Now to the non function reasons I bought this planner…it’s beautiful! The background color on the cover is literally my favorite color and each of the water color style dividers are beautiful. The fonts are pretty and varied without looking too busy or being unreadable. It is spiral bound! Which I guess does go into the functionality. I learned after my forage into the disc system that I bought that I’m not so fond of the discs. They get caught, sometimes the pages come out and I have to put them back in. Sorry all the Happy Planner people and other folks who love the disc systems…they just aren’t as functional for me. Yes, they are creative, but for me they just become frustrating. The spiral this year is a tan/golden color that matches the lettering on the front of the planner.

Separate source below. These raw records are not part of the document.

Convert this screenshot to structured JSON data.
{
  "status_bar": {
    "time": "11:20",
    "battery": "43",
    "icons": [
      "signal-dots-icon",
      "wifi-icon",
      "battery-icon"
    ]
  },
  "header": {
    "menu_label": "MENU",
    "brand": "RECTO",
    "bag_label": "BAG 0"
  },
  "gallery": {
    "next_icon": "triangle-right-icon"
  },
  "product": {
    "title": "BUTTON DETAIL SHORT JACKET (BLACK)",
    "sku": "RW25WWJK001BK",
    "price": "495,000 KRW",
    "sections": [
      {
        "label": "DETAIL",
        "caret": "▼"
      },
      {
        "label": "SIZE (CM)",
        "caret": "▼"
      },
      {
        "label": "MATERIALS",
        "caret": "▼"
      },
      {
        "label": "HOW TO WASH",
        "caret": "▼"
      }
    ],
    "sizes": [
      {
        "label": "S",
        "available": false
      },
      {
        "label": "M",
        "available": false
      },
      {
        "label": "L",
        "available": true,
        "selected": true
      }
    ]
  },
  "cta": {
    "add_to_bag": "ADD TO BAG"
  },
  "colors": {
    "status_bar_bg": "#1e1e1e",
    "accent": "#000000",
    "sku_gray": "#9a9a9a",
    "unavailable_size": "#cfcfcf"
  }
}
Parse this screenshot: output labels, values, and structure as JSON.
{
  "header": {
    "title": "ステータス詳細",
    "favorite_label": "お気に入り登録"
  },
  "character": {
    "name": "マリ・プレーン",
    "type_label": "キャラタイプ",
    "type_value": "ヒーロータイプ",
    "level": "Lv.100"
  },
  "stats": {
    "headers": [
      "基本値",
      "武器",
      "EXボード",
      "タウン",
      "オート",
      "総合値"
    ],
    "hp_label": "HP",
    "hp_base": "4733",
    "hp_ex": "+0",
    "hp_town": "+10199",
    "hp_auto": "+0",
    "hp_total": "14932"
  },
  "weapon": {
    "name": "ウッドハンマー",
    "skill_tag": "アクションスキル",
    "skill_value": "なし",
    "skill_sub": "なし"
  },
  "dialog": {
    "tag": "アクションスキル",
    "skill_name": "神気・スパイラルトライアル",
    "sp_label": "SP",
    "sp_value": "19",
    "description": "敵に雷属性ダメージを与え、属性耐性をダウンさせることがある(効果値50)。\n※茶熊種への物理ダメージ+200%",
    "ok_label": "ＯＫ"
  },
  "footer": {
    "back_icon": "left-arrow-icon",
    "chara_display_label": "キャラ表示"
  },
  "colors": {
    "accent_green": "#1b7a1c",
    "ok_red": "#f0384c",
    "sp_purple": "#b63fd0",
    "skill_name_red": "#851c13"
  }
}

So here are a few pictures of my actual planning pages. I have a lovely assortment of Frixion eraseable pens, markers and highlighters and they simply are THE BEST for planning. I make mistakes, we all do, and I was going through a bunch of correction tape before I found Frixion pens. I dismissed them at first (I heard about them through a video Erica’s made) because I could only find them in basic colors, but they have a beautiful assortment of colors these days in a variety of pen/marker styles. Buy some for your planning, you won’t regret it!
I filled in my yearly overview, then went on to plan each subject’s weekly assignments through the full year until all my subjects were done. Finally I am working on my monthly spreads to add in things like birthdays, holidays, vacations, and appointments. Once that is fully complete I am going back and adding in some additional fun touches with stickers and washi tape. I have a huge collection of washi tape and stickers and have used very little of it the last could of years because I could never start out well with planning as we were either selling a house, building a house or moving and setting up a new house it seems for the last couple of school years. I was planning for at most a month at a time and fitting it in whenever I could.
This has turned into a bit of a review on A Simple Plan planner by Mardel so I would be remiss if I didn’t tell you the things I DIDN’T like about this planner as well. The top outside corners of the covers are trying to separate. The bottom corners are more sturdy since they are folded over for the inside pockets, but I will probably be adding some packing tape to the top corners so they are a little more sturdy and don’t separate more since we haven’t even started our homeschool year yet!
Another thing to keep in mind if you are a year round homeschooler who starts their year in the fall, this planner starts in July and goes through June. We don’t start until September and go through July taking only August off. So July and August of this year are basically a waste for me and at the end of our school year I will either have to get the next one from them to finish out my year, switch to another planner that starts in July or alter their monthly and weekly spreads for July and August of 2019 to reflect the correct dates for July and August of 2020. I also wish it would have come with a bookmark for the week you are on so it’s easier to find. I still have one that snapped into the rings on my free planner from last year. It doesn’t quite line up with the rings on this planner as well, but I’m going to try to use it anyway.
So, do you love to plan? I’m trying out an Erin Condren Life Planner for a new family endeavor. I just got it last week and I will be sure to do a little review on that in the future. Happy planning everyone!Thanks for reading!